Here's why UPS won't pay
The Central States Pension Fund used to administer pension benefits to a group of unionized UPS drivers, but the company left the fund in 2008 as a way to save money and provide retirees with better benefits. It set up its own pension fund, but only took current workers with it. Any UPS drivers who had already retired would still be covered solely by the Central States fund. "We do not have a contractual obligation to cover supplemental benefits for those UPS employees that had retired and were in the Central States fund prior to 2008," a UPS spokesman told CNN Money.
UPS paid $6.1 billion in order to exit the fund. That should have covered the pension costs for UPS workers in the Central States fund that retired beforehand, including Dopp. But the fund has been hit hard financially by the aging workforce. It now has five retirees for each worker. And the deregulation of the trucking industry forced many of its member companies into bankruptcy. Unlike UPS, which paid billions of dollars to cover its workers when it left the fund, some of the bankrupt companies couldn't pay up. So now Central States is making cuts to most of its participants' benefits, regardless of which employer they worked for.
"UPS regrets that economic challenges and other conditions have resulted in Central States administrators choosing to propose a difficult restructuring that will potentially adversely impact thousands of retired UPS employees," the spokesman said.But the company has already made "substantial" payments to fund its former workers' retirements, he added.

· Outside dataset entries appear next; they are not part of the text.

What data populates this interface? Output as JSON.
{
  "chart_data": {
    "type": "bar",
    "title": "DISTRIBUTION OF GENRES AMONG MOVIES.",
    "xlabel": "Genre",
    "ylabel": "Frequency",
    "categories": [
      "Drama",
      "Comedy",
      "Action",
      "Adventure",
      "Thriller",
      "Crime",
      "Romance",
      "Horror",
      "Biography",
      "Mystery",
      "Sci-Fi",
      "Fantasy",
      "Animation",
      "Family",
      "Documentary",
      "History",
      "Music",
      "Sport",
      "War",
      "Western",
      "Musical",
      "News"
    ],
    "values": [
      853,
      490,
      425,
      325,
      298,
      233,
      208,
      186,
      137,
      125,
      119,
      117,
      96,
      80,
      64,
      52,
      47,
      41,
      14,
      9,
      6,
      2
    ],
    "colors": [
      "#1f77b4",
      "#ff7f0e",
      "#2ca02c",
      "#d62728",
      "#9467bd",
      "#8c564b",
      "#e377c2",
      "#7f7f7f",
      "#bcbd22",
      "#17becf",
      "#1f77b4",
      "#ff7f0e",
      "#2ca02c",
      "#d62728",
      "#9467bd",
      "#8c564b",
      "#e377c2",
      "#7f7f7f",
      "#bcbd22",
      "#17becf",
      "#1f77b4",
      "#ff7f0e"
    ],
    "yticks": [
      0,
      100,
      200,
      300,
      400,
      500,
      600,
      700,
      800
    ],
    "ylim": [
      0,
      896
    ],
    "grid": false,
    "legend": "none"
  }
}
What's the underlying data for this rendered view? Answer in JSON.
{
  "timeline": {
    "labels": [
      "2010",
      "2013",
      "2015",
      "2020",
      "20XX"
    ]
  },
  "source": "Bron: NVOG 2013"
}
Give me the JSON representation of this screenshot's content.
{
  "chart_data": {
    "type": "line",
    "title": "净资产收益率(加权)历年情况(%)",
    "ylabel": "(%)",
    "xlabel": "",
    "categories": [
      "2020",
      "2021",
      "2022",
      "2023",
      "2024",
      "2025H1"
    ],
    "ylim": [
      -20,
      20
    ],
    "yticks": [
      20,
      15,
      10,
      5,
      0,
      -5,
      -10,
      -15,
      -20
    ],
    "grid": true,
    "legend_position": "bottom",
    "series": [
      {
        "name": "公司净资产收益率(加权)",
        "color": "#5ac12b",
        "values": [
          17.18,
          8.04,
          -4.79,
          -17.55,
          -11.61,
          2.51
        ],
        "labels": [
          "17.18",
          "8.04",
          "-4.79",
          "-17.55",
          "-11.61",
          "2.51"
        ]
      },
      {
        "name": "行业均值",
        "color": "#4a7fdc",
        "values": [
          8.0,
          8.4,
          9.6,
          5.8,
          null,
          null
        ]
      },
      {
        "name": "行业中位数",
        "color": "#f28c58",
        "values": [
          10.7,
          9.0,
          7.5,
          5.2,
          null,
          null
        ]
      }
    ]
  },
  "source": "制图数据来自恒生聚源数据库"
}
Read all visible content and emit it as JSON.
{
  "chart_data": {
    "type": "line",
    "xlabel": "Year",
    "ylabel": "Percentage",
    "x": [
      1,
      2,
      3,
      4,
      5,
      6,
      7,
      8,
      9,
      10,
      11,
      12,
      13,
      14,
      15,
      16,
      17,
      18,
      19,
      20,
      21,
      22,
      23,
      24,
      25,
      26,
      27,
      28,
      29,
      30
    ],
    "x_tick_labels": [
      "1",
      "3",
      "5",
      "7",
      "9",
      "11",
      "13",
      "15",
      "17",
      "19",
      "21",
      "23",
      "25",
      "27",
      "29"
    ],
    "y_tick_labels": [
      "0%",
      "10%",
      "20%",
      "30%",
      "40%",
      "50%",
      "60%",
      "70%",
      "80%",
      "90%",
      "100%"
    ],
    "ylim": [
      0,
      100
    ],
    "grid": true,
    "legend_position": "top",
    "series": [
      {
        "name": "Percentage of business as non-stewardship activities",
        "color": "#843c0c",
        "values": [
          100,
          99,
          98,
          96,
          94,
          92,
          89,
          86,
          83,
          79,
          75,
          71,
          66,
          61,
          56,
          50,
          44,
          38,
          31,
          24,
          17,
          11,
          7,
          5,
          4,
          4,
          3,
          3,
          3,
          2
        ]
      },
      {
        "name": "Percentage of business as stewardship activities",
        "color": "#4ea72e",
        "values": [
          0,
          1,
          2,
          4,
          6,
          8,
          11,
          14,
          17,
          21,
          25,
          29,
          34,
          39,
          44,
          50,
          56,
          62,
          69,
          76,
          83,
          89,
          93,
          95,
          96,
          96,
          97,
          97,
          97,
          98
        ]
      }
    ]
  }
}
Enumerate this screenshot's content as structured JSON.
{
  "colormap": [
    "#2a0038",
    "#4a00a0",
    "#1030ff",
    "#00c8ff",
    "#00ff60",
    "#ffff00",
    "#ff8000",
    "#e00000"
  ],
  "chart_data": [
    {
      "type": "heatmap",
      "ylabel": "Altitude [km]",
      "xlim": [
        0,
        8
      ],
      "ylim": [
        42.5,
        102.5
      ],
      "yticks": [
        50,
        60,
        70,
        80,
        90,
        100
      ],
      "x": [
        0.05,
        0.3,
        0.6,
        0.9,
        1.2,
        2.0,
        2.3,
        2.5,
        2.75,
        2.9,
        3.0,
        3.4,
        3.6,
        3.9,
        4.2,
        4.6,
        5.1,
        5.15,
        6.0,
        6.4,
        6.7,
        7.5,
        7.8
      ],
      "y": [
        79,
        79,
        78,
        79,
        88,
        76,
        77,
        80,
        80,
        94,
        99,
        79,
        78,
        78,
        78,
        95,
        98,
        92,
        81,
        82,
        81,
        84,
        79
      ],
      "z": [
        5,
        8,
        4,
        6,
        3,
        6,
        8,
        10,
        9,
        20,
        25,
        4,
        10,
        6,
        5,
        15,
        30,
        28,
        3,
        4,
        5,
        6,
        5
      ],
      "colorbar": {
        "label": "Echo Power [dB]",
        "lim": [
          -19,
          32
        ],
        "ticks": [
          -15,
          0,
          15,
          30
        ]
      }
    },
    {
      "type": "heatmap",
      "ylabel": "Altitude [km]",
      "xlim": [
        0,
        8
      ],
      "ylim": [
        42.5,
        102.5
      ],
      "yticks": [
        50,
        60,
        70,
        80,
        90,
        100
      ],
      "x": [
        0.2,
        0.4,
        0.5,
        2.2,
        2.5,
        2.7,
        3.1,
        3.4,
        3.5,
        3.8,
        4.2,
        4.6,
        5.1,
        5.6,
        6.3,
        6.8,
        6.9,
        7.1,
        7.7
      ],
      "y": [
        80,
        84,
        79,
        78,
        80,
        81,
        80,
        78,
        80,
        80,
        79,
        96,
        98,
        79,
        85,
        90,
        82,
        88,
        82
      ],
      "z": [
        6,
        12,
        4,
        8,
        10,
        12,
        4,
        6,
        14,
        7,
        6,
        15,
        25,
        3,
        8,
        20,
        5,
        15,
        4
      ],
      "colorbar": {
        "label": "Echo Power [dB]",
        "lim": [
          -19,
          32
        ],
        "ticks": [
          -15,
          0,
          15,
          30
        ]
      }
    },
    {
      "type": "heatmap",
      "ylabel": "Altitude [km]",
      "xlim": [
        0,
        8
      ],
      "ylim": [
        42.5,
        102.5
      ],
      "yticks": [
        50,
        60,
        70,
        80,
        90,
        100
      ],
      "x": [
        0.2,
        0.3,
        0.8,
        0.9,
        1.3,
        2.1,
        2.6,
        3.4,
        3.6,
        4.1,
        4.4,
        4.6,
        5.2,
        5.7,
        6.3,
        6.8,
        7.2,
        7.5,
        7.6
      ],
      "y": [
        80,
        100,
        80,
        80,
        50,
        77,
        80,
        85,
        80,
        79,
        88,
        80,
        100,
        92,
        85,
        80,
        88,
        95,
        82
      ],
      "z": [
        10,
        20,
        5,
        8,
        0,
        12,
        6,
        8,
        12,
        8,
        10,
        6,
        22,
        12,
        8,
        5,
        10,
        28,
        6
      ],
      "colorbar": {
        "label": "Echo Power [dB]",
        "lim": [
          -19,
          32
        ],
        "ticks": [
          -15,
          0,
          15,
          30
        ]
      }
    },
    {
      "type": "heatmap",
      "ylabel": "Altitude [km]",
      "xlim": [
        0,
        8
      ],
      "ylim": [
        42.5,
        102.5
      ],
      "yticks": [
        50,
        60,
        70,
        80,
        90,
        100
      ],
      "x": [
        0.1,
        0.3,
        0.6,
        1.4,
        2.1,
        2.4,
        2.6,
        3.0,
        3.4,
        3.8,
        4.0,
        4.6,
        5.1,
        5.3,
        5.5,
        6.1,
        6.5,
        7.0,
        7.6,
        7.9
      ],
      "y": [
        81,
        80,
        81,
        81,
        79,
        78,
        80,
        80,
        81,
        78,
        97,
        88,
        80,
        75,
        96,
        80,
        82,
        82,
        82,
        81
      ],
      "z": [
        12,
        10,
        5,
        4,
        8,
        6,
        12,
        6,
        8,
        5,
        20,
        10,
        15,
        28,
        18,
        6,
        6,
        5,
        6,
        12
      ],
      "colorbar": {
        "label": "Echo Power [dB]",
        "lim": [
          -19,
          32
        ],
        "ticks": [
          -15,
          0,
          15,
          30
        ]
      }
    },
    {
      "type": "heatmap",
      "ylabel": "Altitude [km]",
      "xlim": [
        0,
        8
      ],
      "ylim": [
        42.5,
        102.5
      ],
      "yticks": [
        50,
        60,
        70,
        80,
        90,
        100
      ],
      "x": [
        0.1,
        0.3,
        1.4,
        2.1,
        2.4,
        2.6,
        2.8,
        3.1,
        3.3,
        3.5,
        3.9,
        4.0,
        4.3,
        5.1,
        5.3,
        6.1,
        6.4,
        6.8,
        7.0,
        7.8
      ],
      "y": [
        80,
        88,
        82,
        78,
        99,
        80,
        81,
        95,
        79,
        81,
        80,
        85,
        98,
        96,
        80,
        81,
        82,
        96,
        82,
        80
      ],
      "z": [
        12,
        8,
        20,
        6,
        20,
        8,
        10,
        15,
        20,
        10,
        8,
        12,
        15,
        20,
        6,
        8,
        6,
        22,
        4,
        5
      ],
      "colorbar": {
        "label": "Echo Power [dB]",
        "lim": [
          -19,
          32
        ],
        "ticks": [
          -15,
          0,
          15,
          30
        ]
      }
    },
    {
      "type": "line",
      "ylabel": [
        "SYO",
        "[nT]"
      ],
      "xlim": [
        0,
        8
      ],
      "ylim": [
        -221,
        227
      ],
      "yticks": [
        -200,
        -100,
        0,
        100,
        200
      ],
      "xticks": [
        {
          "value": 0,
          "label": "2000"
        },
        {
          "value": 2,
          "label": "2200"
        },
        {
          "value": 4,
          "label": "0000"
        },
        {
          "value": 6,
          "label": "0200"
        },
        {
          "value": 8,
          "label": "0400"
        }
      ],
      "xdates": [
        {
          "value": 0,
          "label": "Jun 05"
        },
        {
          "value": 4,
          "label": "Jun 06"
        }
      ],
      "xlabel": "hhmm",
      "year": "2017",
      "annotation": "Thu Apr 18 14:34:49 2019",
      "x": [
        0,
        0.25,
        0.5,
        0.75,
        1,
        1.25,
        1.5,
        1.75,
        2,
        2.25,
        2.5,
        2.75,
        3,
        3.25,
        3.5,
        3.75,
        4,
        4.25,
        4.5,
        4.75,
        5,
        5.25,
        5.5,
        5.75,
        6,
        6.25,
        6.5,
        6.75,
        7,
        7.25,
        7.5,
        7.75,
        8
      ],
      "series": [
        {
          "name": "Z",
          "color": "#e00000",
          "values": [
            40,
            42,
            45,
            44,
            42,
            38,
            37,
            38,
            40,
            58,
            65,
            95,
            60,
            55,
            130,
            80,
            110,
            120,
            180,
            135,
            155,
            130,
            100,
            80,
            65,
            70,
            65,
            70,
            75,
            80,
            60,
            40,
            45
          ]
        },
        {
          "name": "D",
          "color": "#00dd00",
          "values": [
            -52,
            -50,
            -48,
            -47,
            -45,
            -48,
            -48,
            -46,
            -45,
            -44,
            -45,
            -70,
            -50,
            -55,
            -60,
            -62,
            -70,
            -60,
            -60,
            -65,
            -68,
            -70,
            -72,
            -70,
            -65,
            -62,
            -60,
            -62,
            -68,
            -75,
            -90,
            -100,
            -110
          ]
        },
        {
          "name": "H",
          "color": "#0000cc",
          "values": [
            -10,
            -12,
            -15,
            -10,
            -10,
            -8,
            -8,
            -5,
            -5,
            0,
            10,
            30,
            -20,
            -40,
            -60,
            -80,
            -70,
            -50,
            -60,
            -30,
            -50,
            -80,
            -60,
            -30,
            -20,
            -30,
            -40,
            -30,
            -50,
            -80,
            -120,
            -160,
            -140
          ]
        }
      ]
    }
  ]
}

Central States would be the first to make cuts
The fund wouldn't have been allowed to cut current retirees' benefits, legally, without a federal law that passed in December. Not everyone in the fund is seeing the same size cut to their pension. Those over 80, on disability, or receiving a spousal death benefit will not see their pension checks cut. But retirees whose employers left the fund and did not pay what was due on their behalf will see the most severe cuts, according to a provision in the law.
The Treasury Department will have the final say on whether the cuts are fair, and necessary in order to avoid insolvency. The agency has tapped attorney Ken Feinberg, who's known for overseeing the 9/11 victim compensation fund, to review the plan. Feinberg has about six more months before he must either approve or reject the fund's proposed cuts.
"It's very sad that anyone has to see their pension cut, but we feel that it's not right that a profitable company like UPS isn't doing right by their employees," said Debbie Dopp, Jim's wife. She's a high school teacher, and will be putting off her retirement to make up the difference if her husband's pension check is cut. Their son will be entering college in 2017, and they'd like to help with the cost.